Stock kernel
Contributing to the CentOS Stream / Red Hat Enterprise Linux kernel¶
It may be necessary to contribute to the upstream RHEL kernel sources as part of enabling capabilities in CentOS Stream for Hyperscale usage. For situations like this, this guide documents how to contribute to the RHEL kernel. A benefit in doing so is that this allows us to leverage the testing and maintenance by the RHEL kernel team and share efforts with the broader CentOS community that also contribute to the kernel.
The kernel for CentOS Stream/RHEL 9 is hosted at redhat/centos-stream/src/kernel/centos-stream-9, which is the GitLab repo where the RHEL kernel is developed and maintained.
This guide follows the practices documented by the RHEL kernel team.
Contributing to the RHEL 9 and RHEL 10 kernel sources¶
- Get a Fedora account if you don't have one already.
- Make sure to follow this part
and set up your
~/.fedora.upn
to tell our tooling your FAS username if it differs from your Unix name.
- Make sure to follow this part
and set up your
- Get a GitLab.com account if you don't have one already.
- Make sure your display name matches your actual name used in Git commits.
- Make sure the email address you use for Git commits is attached to your GitLab.com account.
- Set your GitLab.com account username in your Fedora account.
- Set your Red Hat Bugzilla account and make sure your Fedora account email address matches your Bugzilla account email address.
- Install
git-backport
into~/.local/bin
. - Fork redhat/centos-stream/src/kernel/centos-stream-9.
- In your local clone of your fork, add redhat/centos-stream/src/kernel/centos-stream-9 as a remote by the name
upstream
. - In your local clone of your fork, add torvalds/linux as a remote by the name
mainline
. - Run
git fetch --all
to fetch all the refs from all the remotes. - Create a new branch based on
upstream/main
for the patches to be applied:git checkout --no-track -b <branchname> upstream/main
- Generate a list of commits to backport and save it to a file to use with
git-backport
.- For example, for backporting zstd from v5.16, do:
git log --pretty=oneline v5.14..v5.16 lib/zstd | tac > git-backport-zstd-v5.16-patchset
- For example, for backporting zstd from v5.16, do:
- Create a bug for the RHEL kernel for your backport.
- Select
RHEL
as project,kernel
as component and eitherCentOS Stream 9
orCentOS Stream 10
as version - As an example, here's the one done for the zstd backport from v5.16 (note that this was in Bugzilla, not in Jira).
- Select
- Use
git-backport
to generate the patch set to apply as commits:git-backport -a -j <RHJIRA> -d $PWD/backport-stage-diffs/ -f <git-backport-file>
- Use
git am
to apply the patch set:git am $PWD/backport-stage-diffs/
- Push your branch to your fork on GitLab.com
- Open a merge request (MR) against redhat/centos-stream/src/kernel/centos-stream-9 with your change.
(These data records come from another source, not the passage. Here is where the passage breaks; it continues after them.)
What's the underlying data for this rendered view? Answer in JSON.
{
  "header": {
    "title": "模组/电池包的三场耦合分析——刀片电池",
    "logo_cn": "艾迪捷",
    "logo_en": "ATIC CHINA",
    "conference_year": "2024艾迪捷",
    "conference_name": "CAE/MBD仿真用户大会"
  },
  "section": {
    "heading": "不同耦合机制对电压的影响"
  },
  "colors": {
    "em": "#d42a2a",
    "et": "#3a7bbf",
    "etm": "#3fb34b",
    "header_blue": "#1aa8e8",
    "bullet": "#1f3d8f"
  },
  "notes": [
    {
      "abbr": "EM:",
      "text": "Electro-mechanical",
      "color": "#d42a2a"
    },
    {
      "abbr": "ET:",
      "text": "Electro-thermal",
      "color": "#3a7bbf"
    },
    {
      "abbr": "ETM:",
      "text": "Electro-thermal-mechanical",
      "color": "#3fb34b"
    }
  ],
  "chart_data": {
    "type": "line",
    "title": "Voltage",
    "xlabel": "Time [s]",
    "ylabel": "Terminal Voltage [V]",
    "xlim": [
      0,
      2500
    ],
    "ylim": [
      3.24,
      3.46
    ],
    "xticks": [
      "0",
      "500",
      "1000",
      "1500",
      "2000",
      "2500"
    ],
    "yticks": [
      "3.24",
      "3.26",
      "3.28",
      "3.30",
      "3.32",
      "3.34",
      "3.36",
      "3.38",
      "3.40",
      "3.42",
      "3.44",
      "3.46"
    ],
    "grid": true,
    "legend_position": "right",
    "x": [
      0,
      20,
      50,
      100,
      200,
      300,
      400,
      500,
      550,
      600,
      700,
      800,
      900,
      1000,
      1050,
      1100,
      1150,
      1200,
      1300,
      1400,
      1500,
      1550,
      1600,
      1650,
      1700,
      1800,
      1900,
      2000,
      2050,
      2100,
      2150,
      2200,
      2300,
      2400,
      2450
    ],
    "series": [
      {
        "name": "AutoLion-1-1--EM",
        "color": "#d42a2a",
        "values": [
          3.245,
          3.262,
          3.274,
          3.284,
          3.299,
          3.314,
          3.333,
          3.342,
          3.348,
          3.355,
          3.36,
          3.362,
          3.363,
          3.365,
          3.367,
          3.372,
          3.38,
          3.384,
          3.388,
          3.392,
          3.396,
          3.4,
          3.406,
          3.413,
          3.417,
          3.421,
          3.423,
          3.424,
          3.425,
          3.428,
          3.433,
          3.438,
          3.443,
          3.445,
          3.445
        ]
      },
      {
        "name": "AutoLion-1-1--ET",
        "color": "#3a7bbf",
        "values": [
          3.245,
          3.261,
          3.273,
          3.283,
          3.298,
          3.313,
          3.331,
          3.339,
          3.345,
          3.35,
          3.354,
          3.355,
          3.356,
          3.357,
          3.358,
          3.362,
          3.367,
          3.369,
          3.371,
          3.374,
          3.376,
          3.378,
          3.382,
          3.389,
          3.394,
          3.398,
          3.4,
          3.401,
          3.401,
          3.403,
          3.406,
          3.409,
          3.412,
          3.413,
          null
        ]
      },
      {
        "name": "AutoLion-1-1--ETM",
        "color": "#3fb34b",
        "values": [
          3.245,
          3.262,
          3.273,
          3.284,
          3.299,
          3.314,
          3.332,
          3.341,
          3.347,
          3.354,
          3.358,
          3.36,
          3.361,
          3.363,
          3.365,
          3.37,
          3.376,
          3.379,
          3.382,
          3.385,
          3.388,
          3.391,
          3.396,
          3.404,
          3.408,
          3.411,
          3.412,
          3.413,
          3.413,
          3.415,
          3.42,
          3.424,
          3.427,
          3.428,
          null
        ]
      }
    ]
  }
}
- In the MR description, add a
Signed-off-by
statement matching the ones in your commits. - Tag
@Conan_Kudo
and@dcavalca
to notify for reviews. - As an example, here's the MR done for the zstd backport from v5.16.
- In the MR description, add a
Contributing to the RHEL 8 kernel sources¶
The same contribution process applies to the RHEL 8 kernel, with a few differences:
- you will want to fork redhat/centos-stream/src/kernel/centos-stream-8 and use it as your
upstream
- you will want to file a bug against the kernel component for RHEL 8
- to build the kernel locally, the easiest way is to use Packit
- run
packit srpm
to generate a source RPM - run
mock -r centos-stream-8-x86_64 /path/to/the/src.rpm
to build the kernel from the generated source RPM
- run
Note that changes contributed to the stock RHEL kernel do not directly impact Hyperscale images, as they use our own kernel. They are however relevant for packages built in our main repository, as those are designed to run on a stock system.